蹴られた場所から煙が出ているのは気のせいだと思いたい。
「さて、千冬姉...。アンタの願いは『酒一年分』だったが...。碌に部屋を掃除せずに汚部屋にした罰で、実費による酒は断酒2週間にしたからって、んなこと願わなくていいだろ」
「あ、だから一夏は怒ってたんだ」
「軽めにしてたんだが...仏の顔もなんとや。この特製お薬を3錠飲ます」
「それってどういう薬なの?」
「一錠で10日日間酒が飲めなくなる薬だ。飲んだ瞬間、吐き気と目まいと、頭痛が襲う代物だ、フフッ、悔い改めるがいい」
「ブラックサンタだー」
一夏は断酒薬3錠飲ませたことにより、1ヵ月真面に酒が飲めなくなるので、酒好きの千冬にからすれば生き地獄であろう。
「他にはどういうのがあったのですか?」
「他?俺の所には『一夏との幸せな一日by匿名希望の水眼鏡』『一夏との子供by将来はBMG』『妹と一緒の温かい家族byミステリアスな長』中にはどういう訳か...『兄さんとの熱い夜、兄さんの種子、兄さんとの子供、兄さん(そのもの)』」と最後は最早だれか予想しなくても分かる始末だ」
「今の人たちは聖夜が性夜になってませんか?」
ラウラが他に何があるのか気になると一夏は自分に届いたお願いの一部を言うと一夏は懐から、自分をデフォルトにした二頭身くらいのぬいぐるみを取り出す。
「俺に対して何かしてほしい奴にはこのぬいぐるみを送って我慢してもらうか」
「そういえば、マハードは何かお願はあるのか?」
「そうですね、取りあえず早くマナとガガとくっ付いて欲しいですね。既成事実?どんどんやればいいと思います。姉妹丼でもう構わないじゃないですか」
「お前は何を口走ってるんだ」
「ちょっ!?お兄ちゃん!!」
偶に此奴何言ってるのか分からないなと首をひねるとマハードは盛大に溜息をついた。
「因みに一夏。
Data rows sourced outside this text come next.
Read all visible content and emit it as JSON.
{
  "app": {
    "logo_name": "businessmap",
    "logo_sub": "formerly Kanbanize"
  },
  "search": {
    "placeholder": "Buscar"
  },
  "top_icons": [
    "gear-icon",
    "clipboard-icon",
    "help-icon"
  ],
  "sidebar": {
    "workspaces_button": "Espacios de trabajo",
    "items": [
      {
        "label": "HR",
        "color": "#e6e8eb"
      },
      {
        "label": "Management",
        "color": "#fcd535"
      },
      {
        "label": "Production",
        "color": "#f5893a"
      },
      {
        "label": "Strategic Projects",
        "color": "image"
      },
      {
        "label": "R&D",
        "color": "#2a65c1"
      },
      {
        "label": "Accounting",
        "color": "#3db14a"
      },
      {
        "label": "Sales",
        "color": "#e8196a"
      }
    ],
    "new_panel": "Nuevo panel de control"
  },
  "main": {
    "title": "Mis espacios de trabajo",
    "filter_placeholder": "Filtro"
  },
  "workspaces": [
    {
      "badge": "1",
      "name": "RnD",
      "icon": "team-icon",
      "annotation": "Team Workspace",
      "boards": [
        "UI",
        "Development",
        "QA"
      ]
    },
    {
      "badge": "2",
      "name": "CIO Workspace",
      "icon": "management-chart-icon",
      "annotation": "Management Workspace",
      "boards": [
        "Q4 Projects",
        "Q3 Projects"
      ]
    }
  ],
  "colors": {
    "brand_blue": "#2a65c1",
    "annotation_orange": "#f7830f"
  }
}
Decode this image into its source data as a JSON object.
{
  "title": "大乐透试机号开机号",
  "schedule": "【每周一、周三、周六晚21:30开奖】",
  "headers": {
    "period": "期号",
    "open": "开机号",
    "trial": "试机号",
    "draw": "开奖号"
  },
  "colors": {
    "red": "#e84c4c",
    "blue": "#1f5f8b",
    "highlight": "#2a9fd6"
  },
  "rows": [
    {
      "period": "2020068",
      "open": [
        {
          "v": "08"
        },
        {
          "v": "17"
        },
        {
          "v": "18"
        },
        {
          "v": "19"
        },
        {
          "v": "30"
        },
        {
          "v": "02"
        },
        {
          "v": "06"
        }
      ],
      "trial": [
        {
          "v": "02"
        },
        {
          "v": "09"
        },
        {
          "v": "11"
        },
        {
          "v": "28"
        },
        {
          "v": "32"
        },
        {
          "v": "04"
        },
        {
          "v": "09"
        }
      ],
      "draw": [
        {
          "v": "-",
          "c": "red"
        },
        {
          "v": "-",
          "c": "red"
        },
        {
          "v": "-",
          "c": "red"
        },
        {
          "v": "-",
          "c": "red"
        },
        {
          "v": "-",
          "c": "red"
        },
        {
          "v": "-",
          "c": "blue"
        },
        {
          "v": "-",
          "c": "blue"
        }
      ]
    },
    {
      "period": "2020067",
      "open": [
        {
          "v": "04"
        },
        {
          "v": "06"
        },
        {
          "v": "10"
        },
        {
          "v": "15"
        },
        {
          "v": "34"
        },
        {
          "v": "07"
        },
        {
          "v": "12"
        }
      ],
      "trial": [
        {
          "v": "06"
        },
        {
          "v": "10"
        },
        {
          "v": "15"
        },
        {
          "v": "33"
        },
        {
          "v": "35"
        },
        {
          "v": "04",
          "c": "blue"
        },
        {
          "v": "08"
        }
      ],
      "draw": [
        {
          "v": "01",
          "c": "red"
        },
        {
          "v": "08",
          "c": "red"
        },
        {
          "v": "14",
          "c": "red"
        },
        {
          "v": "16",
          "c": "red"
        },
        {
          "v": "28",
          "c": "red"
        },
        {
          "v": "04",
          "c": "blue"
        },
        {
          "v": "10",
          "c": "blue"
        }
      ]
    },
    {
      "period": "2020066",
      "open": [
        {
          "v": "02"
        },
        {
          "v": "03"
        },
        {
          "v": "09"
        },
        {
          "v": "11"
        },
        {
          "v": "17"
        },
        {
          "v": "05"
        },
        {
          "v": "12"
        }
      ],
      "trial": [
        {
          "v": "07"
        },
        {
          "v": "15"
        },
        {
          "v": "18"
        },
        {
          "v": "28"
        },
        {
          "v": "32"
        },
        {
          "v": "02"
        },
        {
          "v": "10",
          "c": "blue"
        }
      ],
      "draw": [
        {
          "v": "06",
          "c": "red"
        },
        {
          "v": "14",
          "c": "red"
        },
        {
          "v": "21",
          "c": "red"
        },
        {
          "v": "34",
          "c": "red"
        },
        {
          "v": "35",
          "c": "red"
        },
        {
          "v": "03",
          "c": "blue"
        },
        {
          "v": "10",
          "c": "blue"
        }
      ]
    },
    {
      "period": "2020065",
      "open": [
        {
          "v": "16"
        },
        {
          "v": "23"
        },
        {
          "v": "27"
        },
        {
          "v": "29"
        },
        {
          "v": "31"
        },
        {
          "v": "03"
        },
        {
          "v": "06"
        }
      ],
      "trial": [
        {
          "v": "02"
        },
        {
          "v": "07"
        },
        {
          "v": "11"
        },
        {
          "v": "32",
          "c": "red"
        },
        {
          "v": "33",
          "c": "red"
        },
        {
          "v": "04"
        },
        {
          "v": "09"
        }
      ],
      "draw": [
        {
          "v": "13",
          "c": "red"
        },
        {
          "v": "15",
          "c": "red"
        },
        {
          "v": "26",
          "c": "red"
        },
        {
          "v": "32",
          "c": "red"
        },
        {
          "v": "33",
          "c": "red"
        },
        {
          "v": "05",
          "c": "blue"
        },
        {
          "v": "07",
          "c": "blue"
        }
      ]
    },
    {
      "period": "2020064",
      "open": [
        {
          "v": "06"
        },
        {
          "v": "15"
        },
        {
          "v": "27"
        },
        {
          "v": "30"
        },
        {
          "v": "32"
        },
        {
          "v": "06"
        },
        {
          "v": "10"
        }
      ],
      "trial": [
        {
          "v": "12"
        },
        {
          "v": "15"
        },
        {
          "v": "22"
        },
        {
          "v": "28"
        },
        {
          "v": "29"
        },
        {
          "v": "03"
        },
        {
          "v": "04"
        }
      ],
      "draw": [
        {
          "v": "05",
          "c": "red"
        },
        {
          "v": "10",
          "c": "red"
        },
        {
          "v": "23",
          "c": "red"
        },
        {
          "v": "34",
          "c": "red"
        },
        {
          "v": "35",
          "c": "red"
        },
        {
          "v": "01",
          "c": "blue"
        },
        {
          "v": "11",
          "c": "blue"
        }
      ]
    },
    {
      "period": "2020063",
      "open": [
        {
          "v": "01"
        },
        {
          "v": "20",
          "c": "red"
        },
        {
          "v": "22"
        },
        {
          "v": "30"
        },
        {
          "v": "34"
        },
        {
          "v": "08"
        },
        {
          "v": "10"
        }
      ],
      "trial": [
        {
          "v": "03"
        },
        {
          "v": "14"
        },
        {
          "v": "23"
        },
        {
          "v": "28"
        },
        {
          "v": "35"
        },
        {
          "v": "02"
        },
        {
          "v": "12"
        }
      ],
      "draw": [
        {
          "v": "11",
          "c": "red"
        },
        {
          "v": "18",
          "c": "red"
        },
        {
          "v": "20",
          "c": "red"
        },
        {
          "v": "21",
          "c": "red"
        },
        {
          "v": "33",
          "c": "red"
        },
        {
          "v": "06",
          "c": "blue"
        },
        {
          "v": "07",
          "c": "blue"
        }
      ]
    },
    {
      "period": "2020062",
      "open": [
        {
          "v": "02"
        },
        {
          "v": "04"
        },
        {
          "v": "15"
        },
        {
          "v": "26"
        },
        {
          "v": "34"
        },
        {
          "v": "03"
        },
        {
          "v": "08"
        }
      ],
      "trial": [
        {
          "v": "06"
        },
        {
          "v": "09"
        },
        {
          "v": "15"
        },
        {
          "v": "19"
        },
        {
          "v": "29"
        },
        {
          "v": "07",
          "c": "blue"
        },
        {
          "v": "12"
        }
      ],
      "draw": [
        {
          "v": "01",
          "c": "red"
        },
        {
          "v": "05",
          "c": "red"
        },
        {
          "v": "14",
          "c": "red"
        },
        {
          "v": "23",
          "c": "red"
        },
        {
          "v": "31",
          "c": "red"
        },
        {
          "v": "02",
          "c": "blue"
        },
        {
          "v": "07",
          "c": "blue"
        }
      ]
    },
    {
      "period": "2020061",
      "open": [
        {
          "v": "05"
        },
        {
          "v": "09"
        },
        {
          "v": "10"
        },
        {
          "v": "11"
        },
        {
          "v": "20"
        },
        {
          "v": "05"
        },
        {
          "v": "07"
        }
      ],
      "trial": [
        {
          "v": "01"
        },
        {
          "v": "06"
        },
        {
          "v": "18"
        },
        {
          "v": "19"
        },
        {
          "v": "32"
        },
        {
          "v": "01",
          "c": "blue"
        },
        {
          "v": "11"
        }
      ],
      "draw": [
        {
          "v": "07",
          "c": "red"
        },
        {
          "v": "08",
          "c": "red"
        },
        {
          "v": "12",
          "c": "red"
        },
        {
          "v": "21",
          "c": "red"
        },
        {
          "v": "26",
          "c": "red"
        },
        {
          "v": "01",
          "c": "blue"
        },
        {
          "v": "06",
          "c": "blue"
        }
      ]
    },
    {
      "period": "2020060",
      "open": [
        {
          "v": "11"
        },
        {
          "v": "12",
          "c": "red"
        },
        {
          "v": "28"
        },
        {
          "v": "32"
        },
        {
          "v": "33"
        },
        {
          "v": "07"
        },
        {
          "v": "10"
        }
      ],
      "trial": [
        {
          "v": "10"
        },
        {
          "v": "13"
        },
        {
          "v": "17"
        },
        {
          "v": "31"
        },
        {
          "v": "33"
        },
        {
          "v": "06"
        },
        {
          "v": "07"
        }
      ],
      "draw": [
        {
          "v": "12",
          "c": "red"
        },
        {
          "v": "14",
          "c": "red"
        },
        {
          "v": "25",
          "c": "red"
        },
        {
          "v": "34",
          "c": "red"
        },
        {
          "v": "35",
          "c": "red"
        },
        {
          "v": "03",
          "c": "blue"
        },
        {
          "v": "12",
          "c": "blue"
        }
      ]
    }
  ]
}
クリスマスプレゼントに生まれたままの姿でリボンでしばった状態で『私があなたのクリスマスプレゼントです』と言われたらどうします?」
「まず、スマホで写真を撮ります。その次にSNS及びブログその他サイトを開いたら『これが身近にいる淫乱痴女』というタイトルで全世界に向けて配信します。勿論モザイクなし」
「全世界に痴女認定されちゃぅぅぅ!?」
「社会的に抹殺する気満々ですね」
マハードの意味不明な質問に素直に実行する事を言う。
一通り荷物を配り終えた一夏達一行は食堂に戻ると出来た料理を並べ料理を食べていく。
楽しそうに、話をする彼女たちを見ながら、一夏はジュース片手に笑みをこぼす。
「何を笑っているんですか一夏」
「何、自分が血泥まみれになって戦う意義を見失う事が何度かあってな。強敵との戦いで何度も心が折れかけた、逃げたくなった、何度も後悔した、何度も諦めかけた。だが、そんな時、いつもあの笑顔が、あいつらとの思い出が俺を奮い立たせる。ここで倒れたら、あの日常はもう二度と味わえないかもしれない、と思うと自然と力が入った。お前らは俺に助けられてと言うが、実際は俺が助けられたことの方が多いんだぜ」
ここだけの話しな、と口に指を当て言う一夏。
さて、時間は10時を過ぎ一夏は来ていた服を脱ぐと、其処には黒い神父服の上に赤い外套を身に着ける。
「む、一夏。そんな恰好をして何処に行くのだ?」
「IS学園のプレゼントは配り終えましたが、私にはまだ子供たちにプレゼント配らなければいけないのでね。ここでいったん退席させてもらいますよ」
レア度の低そうな仮面をつけると一夏は窓を開け飛び出していく。
「まだ、待っているのです。このサンタからのプレゼントを待っている子供たちが今か今かと待っているのら私のやることはただ一つです」
「師匠!」
「今の私は『サンタアイルランド仮面』夜叉もワンサマーも関係ありません!それ以上でもそれ以下でもないのですから!!」
「い...サンタ!料理は残しっておくわよ!」
「えぇ、お願いします。行くぞ、子供たち!叶えたい願いの数は十分か!!」
サンタアイルランド仮面の長いクリスマスの夜は始まったのだった。
エレちゃん取れたし、良いクリスマスが
本作一夏にdies irae要素を足した姿を想像した瞬間これやべータイプだ自覚。